Dios iba a destruir Nínive en 40 días. ¿Habría sido justo destruir un pueblo entero sin un mensaje de amonestación y arrepentimiento? Una profecía breve, pero tan cierta como las demás.
  1. Juan el Bautista.
A Juan el Bautista le tocó predicar en un momento histórico muy importante. Se cumplían las 70 semanas de Daniel11. El Mesías había nacido pocos años antes, estaba entre ellos, y su misión descrita proféticamente12 estaba por cumplirse.

2. JESÚS, PROFECÍA Y PROFETA.

En Jesús convergen las profecías del Antiguo Testamento. Él es la verdad presente para cada momento de la historia de la humanidad. Todo mensaje puntual a lo largo del tiempo, ha sido de llamado al arrepentimiento.
Sin la fe en un Redentor, Noé no habría sobrevivido a las aguas del diluvio.
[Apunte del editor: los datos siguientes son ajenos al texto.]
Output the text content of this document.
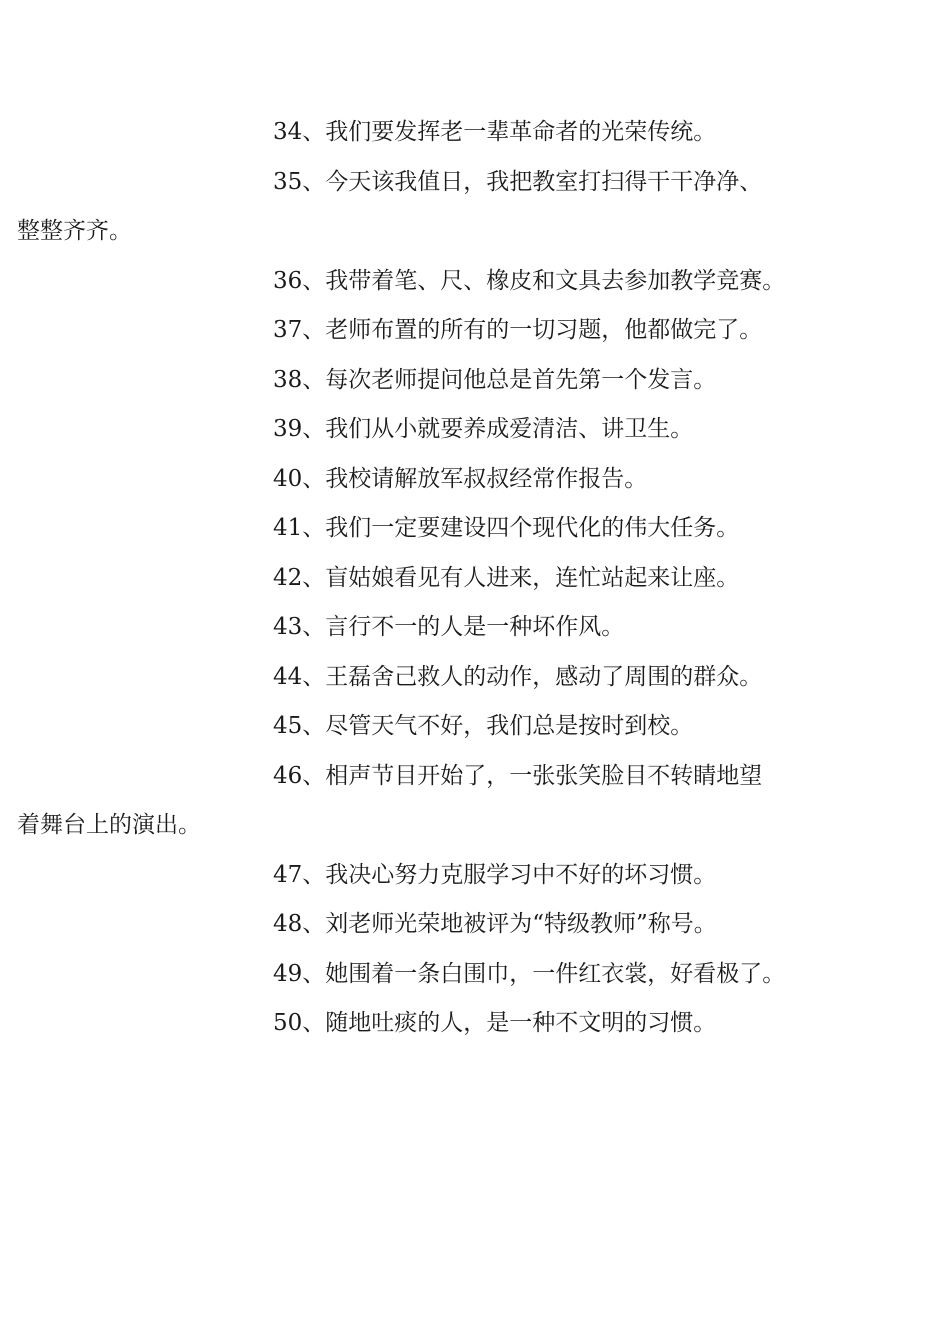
34、我们要发挥老一辈革命者的光荣传统。

35、今天该我值日，我把教室打扫得干干净净、
整整齐齐。

36、我带着笔、尺、橡皮和文具去参加教学竞赛。

37、老师布置的所有的一切习题，他都做完了。

38、每次老师提问他总是首先第一个发言。

39、我们从小就要养成爱清洁、讲卫生。

40、我校请解放军叔叔经常作报告。

41、我们一定要建设四个现代化的伟大任务。

42、盲姑娘看见有人进来，连忙站起来让座。

43、言行不一的人是一种坏作风。

44、王磊舍己救人的动作，感动了周围的群众。

45、尽管天气不好，我们总是按时到校。

46、相声节目开始了，一张张笑脸目不转睛地望
着舞台上的演出。

47、我决心努力克服学习中不好的坏习惯。

48、刘老师光荣地被评为“特级教师”称号。

49、她围着一条白围巾，一件红衣裳，好看极了。

50、随地吐痰的人，是一种不文明的习惯。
Sin la fe en un Dios perdonador, Moisés no habría podido ser el caudillo de Israel. Sin un Dios misericordioso, Nínive hubiese perecido. Sin un Cordero de Dios, Juan no habría podido predicar el arrepentimiento.
Jesús es la profecía cuyo cumplimiento es necesario para toda verdad presente a lo largo de la historia de la humanidad. Como podemos leer en Lucas 18:31:
He aquí, subimos a Jerusalén, y serán cumplidas todas las cosas que fueron escritas por los profetas acerca del Hijo del Hombre”.
Jesús además de ser una profecía viviente, fue profeta. Vino a traer un mensaje de salvación al mundo. Cristo vino para redimir a cada pueblo.

3. SALVACIÓN A CADA PUEBLO.

Nuestro Señor vino a traer y cumplir esa parte indispensable en cada mensaje de verdad presente. A ser un Sustituto del pecador que recibe esa verdad presente y se arrepiente de su mal proceder.
Al igual que los mensajes en el Antiguo Testamento pudieron ser para un pueblo como los habitantes de Nínive; para un Nabucodonosor, para un Darío o para un Asuero, o un Eunuco etíope o un griego, el mensaje de Salvación es para todos los pueblos del mundo en todos los tiempos.
Cada mensajero centró sus esfuerzos en presentar el mensaje de Dios para ese momento histórico concreto. Cada uno tuvo su mensaje diferente al de los demás. Pero TODOS tuvieron un denominador común: La salvación en Un Divino Redentor.
La misión de todo profeta era preparar al pueblo para algo que debía acontecer, o evitar una catástrofe. Al cumplirse las 70 semanas de Daniel 9, el pueblo judío no predicó el Evangelio de la Salvación en Jesús. Fue por ello desechado como pueblo escogido.
La iglesia primitiva proclamó el mensaje y creció. Pero con el transcurso de los siglos dejó su labor de predicación y pasó a la de conversión a la fuerza.
Dios suscita en cada momento quien predique su Palabra. Los Valdenses tomaron el relevo. Lutero tuvo su verdad presente: “Sola fe, sola gracia y sola Escritura”. La reforma dio lugar a las religiones protestantes de hoy día.
De esas religiones salió un movimiento profético, predicho en Apocalipsis. Los pioneros de la Iglesia Adventista del Séptimo Día (aunque no se llamase así todavía) se pusieron en pie con un mensaje poderoso. Un mensaje para nuestros días.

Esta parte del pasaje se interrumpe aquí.